Bilker Warren B, Brensinger Colleen, Kurtz Matthew M, Kohler Christian, Gur Ruben C, Siegel Steven J, Gur Raquel E
Schizophrenia Research Center, Neuropsychiatry Section, Department of Psychiatry, University of Pennsylvania School of Medicine, Philadelphia, USA.
Neuropsychopharmacology. 2003 Apr;28(4):773-7. doi: 10.1038/sj.npp.1300093. Epub 2002 Oct 17.
The goal of the study was to develop and apply a predictive model approach to reduce the number of items collected for scales that yield a total summary score. A parsimonious subset of items from the 21-item Quality of Life Scale (QLS) that can accurately predict the total scale score was sought and evaluated in 198 patients with schizophrenia, using a statistical modeling approach. Two additional data sets were used for model validation: the subset of 101 patients used in the model construction who had the QLS administered approximately 1 year later and a new sample of 37 patients. Using only seven QLS items as predictors, the correlation was 0.9831 between the predicted and true QLS totals. Applying the model based for these seven QLS items, the correlations from the first and second validation data sets were 0.9791 and 0.9637, respectively. The study demonstrates that a small subset of items of the QLS predicts the entire 21-item scale with high accuracy. Two validation samples have confirmed the finding. This reduces the effort associated with scale administration and is likely to increase the assessment of an important functional domain. Such models can guide efforts for item reduction in other rating instruments.

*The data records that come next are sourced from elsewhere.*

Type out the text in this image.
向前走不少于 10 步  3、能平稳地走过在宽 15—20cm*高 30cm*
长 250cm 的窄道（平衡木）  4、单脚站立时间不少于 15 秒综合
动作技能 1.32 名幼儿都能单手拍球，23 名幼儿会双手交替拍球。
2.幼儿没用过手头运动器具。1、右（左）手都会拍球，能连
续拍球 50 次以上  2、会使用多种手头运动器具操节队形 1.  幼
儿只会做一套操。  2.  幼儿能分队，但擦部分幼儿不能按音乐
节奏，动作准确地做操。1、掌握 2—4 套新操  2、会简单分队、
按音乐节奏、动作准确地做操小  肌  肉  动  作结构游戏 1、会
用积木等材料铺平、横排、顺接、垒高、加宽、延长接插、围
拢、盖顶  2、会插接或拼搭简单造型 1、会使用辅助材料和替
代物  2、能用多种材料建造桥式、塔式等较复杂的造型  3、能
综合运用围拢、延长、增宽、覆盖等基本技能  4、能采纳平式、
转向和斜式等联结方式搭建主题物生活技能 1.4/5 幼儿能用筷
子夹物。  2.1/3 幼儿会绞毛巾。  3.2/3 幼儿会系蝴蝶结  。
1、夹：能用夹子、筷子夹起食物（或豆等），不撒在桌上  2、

该研究的目标是开发并应用一种预测模型方法,以减少用于产生总分汇总分数的量表所收集的项目数量。使用统计建模方法,在198例精神分裂症患者中寻找并评估了来自21项生活质量量表(QLS)的能准确预测量表总分的简约项目子集。另外两个数据集用于模型验证:模型构建中使用的101例患者的子集,这些患者在大约1年后接受了QLS评估;以及37例患者的新样本。仅使用7个QLS项目作为预测指标,预测的和真实的QLS总分之间的相关性为0.9831。应用基于这7个QLS项目的模型,来自第一个和第二个验证数据集的相关性分别为0.9791和0.9637。该研究表明,QLS的一小部分项目能够高精度地预测整个21项量表。两个验证样本证实了这一发现。这减少了与量表施测相关的工作量,并且可能会增加对一个重要功能领域的评估。此类模型可以指导其他评定工具中减少项目的工作。